LE PRESTAZIONI DELLA RETE MOBILE SONO PEGGIORATE DRASTICAMENTE

Questo non riguarda solo produzione, distribuzione e immagazzinamento di corrente ma anche telecomunicazioni. Società di analisi come Down Detector hanno dimostrato che il 28 aprile, le prestazioni della rete mobile in entrambi i Paesi della Penisola Iberica sono peggiorate drasticamente dopo l’interruzione di corrente. Assenza di rete o crollo della velocità di download – con picchi fino all’85-90% – sono stati segnalati soprattutto nelle regioni dove antenne e ripetitori non avevano accesso a batterie di backup o generatori. Le prestazioni della rete sono state gravemente compromesse anche dall’aumento del carico dovuto alla migrazione degli utenti e dall’assenza di alternative di banda larga fissa.

INFRASTRUTTURE PIÙ SOSTENIBILI, OBIETTIVO AMBIZIOSO E NECESSARIO

Rendere queste infrastrutture più sostenibili è quindi un obiettivo ambizioso quanto necessario, che richiede fondi e volontà politica; almeno in Europa, trova terreno fertile non solo nelle associazioni ambientaliste ma anche nel mondo dell’imprenditoria, come dimostra un recente sondaggio di Savanta: tra i 1.500 Ceo e dirigenti aziendali di 15 paesi intervistati, il 97% si è detto favorevole all’abbandono del carbone e di altri combustibili fossili e il 78% sostiene una transizione verso un sistema elettrico basato sulle energie rinnovabili entro il 2035 o prima.

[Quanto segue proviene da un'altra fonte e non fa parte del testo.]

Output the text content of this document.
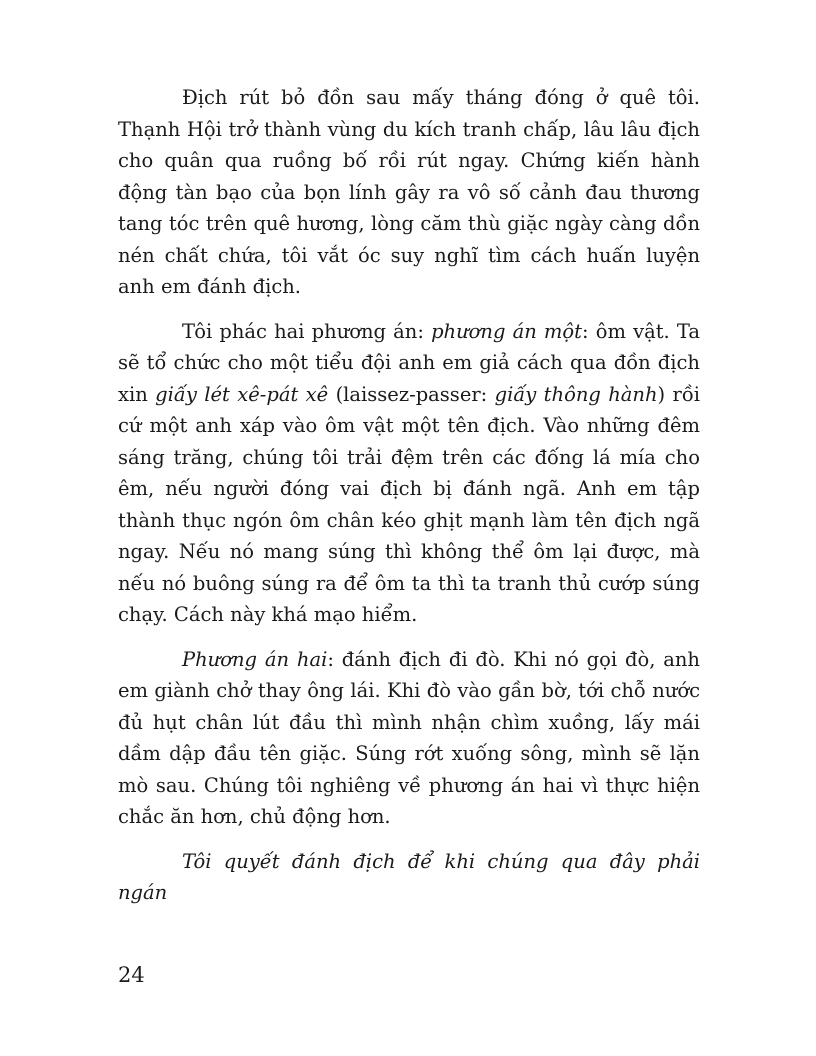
Địch rút bỏ đồn sau mấy tháng đóng ở quê tôi. Thạnh Hội trở thành vùng du kích tranh chấp, lâu lâu địch cho quân qua ruồng bố rồi rút ngay. Chứng kiến hành động tàn bạo của bọn lính gây ra vô số cảnh đau thương tang tóc trên quê hương, lòng căm thù giặc ngày càng dồn nén chất chứa, tôi vắt óc suy nghĩ tìm cách huấn luyện anh em đánh địch.

Tôi phác hai phương án: phương án một: ôm vật. Ta sẽ tổ chức cho một tiểu đội anh em giả cách qua đồn địch xin giấy lét xê-pát xê (laissez-passer: giấy thông hành) rồi cứ một anh xáp vào ôm vật một tên địch. Vào những đêm sáng trăng, chúng tôi trải đệm trên các đống lá mía cho êm, nếu người đóng vai địch bị đánh ngã. Anh em tập thành thục ngón ôm chân kéo ghịt mạnh làm tên địch ngã ngay. Nếu nó mang súng thì không thể ôm lại được, mà nếu nó buông súng ra để ôm ta thì ta tranh thủ cướp súng chạy. Cách này khá mạo hiểm.

Phương án hai: đánh địch đi đò. Khi nó gọi đò, anh em giành chở thay ông lái. Khi đò vào gần bờ, tới chỗ nước đủ hụt chân lút đầu thì mình nhận chìm xuồng, lấy mái dầm dập đầu tên giặc. Súng rớt xuống sông, mình sẽ lặn mò sau. Chúng tôi nghiêng về phương án hai vì thực hiện chắc ăn hơn, chủ động hơn.

Tôi quyết đánh địch để khi chúng qua đây phải ngán

24
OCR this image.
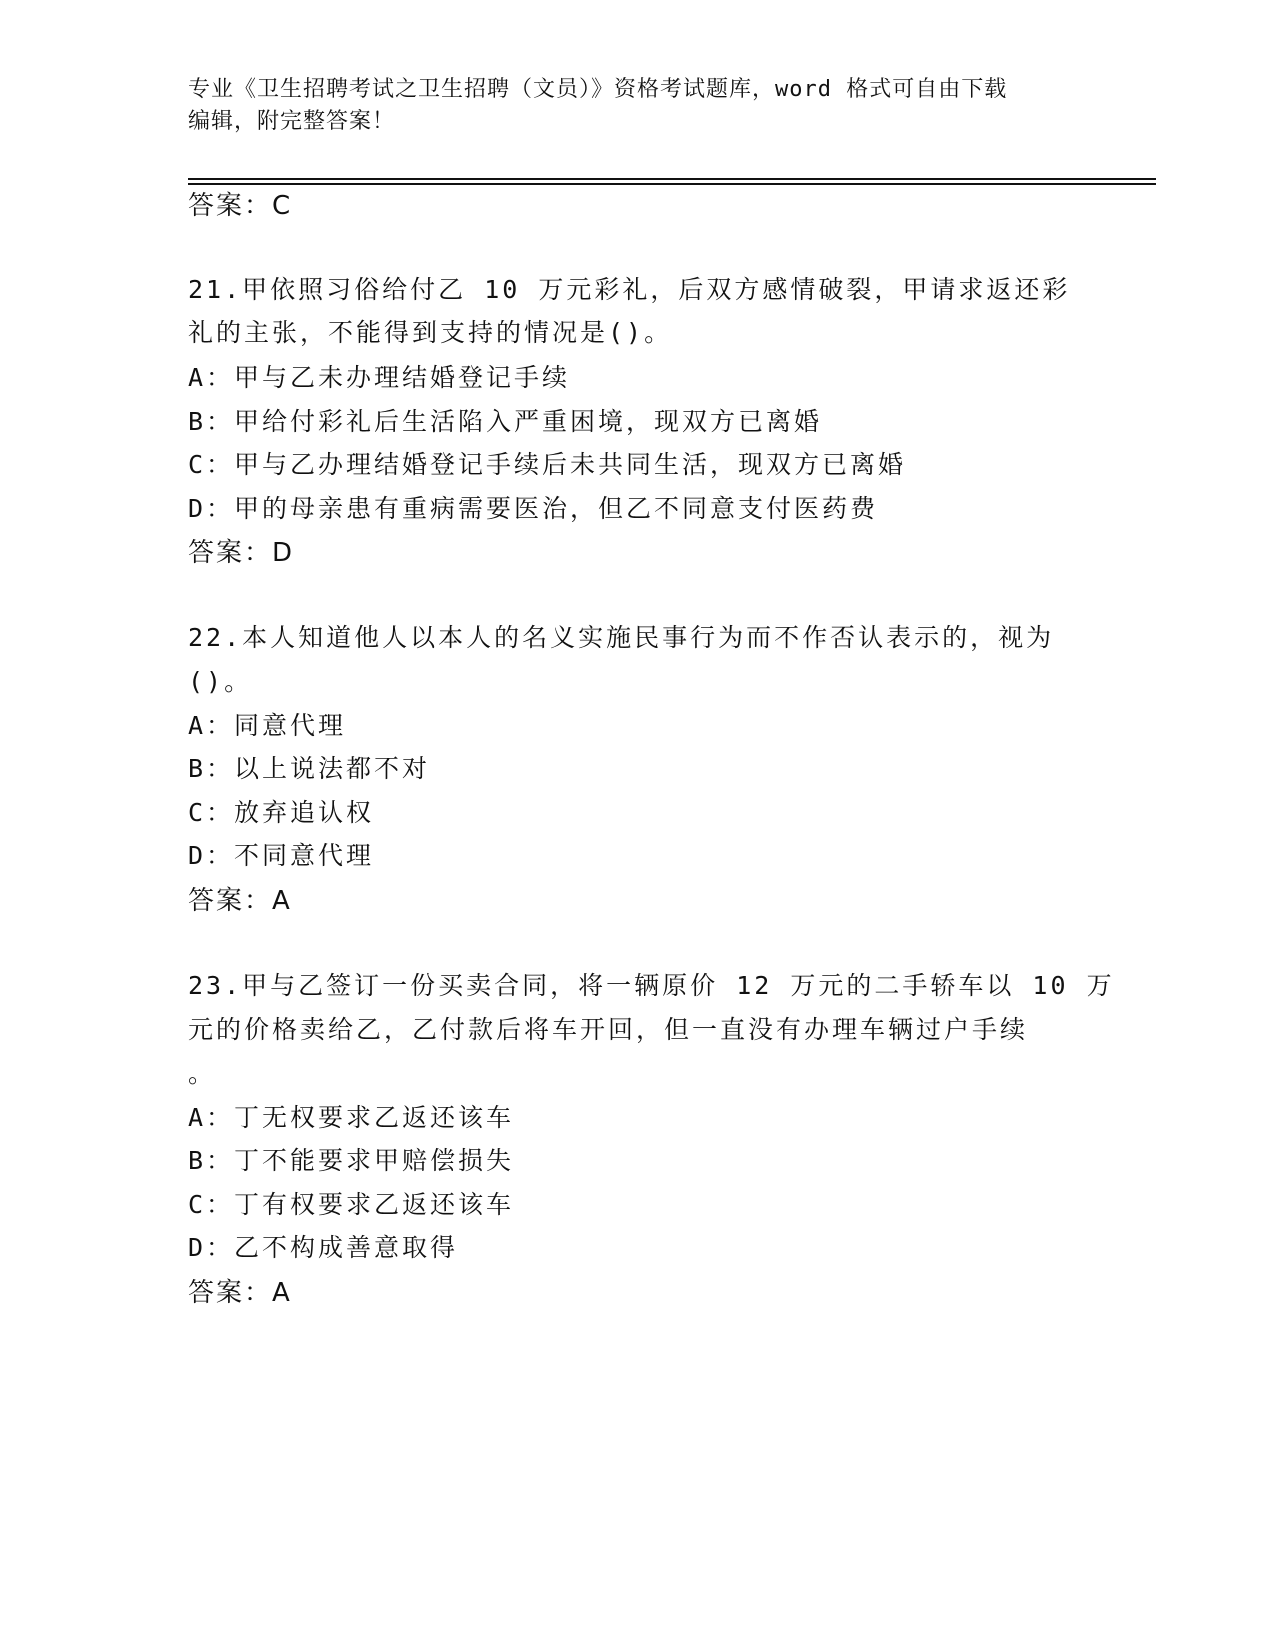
专业《卫生招聘考试之卫生招聘（文员）》资格考试题库，word 格式可自由下载
编辑，附完整答案！
答案：C
21.甲依照习俗给付乙 10 万元彩礼，后双方感情破裂，甲请求返还彩
礼的主张，不能得到支持的情况是()。
A：甲与乙未办理结婚登记手续
B：甲给付彩礼后生活陷入严重困境，现双方已离婚
C：甲与乙办理结婚登记手续后未共同生活，现双方已离婚
D：甲的母亲患有重病需要医治，但乙不同意支付医药费
答案：D
22.本人知道他人以本人的名义实施民事行为而不作否认表示的，视为
()。
A：同意代理
B：以上说法都不对
C：放弃追认权
D：不同意代理
答案：A
23.甲与乙签订一份买卖合同，将一辆原价 12 万元的二手轿车以 10 万
元的价格卖给乙，乙付款后将车开回，但一直没有办理车辆过户手续
。
A：丁无权要求乙返还该车
B：丁不能要求甲赔偿损失
C：丁有权要求乙返还该车
D：乙不构成善意取得
答案：A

A ciò si aggiunge che il 77% collega le rinnovabili alla crescita economica, mentre il 75% le considera fondamentali per la creazione di posti di lavoro.

REALE: “LE RINNOVABILI SONO UN TEMA PRIORITARIO”

“I dati dimostrano una fiducia diffusa nella trasformazione elettrica anche nel nostro Paese” dichiara alla Dire Matteo Reale, presidente di Cna Milano e vicepresidente di Cna Lombardia. “Le rinnovabili sono un tema prioritario- continua l’esperto- perché le imprese italiane sostengono un costo dell’energia superiore anche fino a tre volte maggiore rispetto a quelle europee, mentre le incertezze politiche ed energetiche degli ultimi anni hanno fatto lievitare i costi”. Da qui, secondo Reale, l’importanza di attuare fino in fondo il Piano nazionale di transizione 5.0 che, a partire da agevolazioni fiscali, punta a rafforzare il settore energetico. Ma, come avverte il dirigente di Cna Milano, “dei 6 miliardi di euro stanziati, ne sono stati spesi solo 700 milioni. Siamo gravemente indietro e ciò causa una perdita secca sia per imprese che per qualità della trasformazione elettrica del Paese”. Eppure, avverte Reale, “per le imprese potrebbe esserci un risparmio che varia dal 3% per gli impianti al 5% per i processi produttivi”.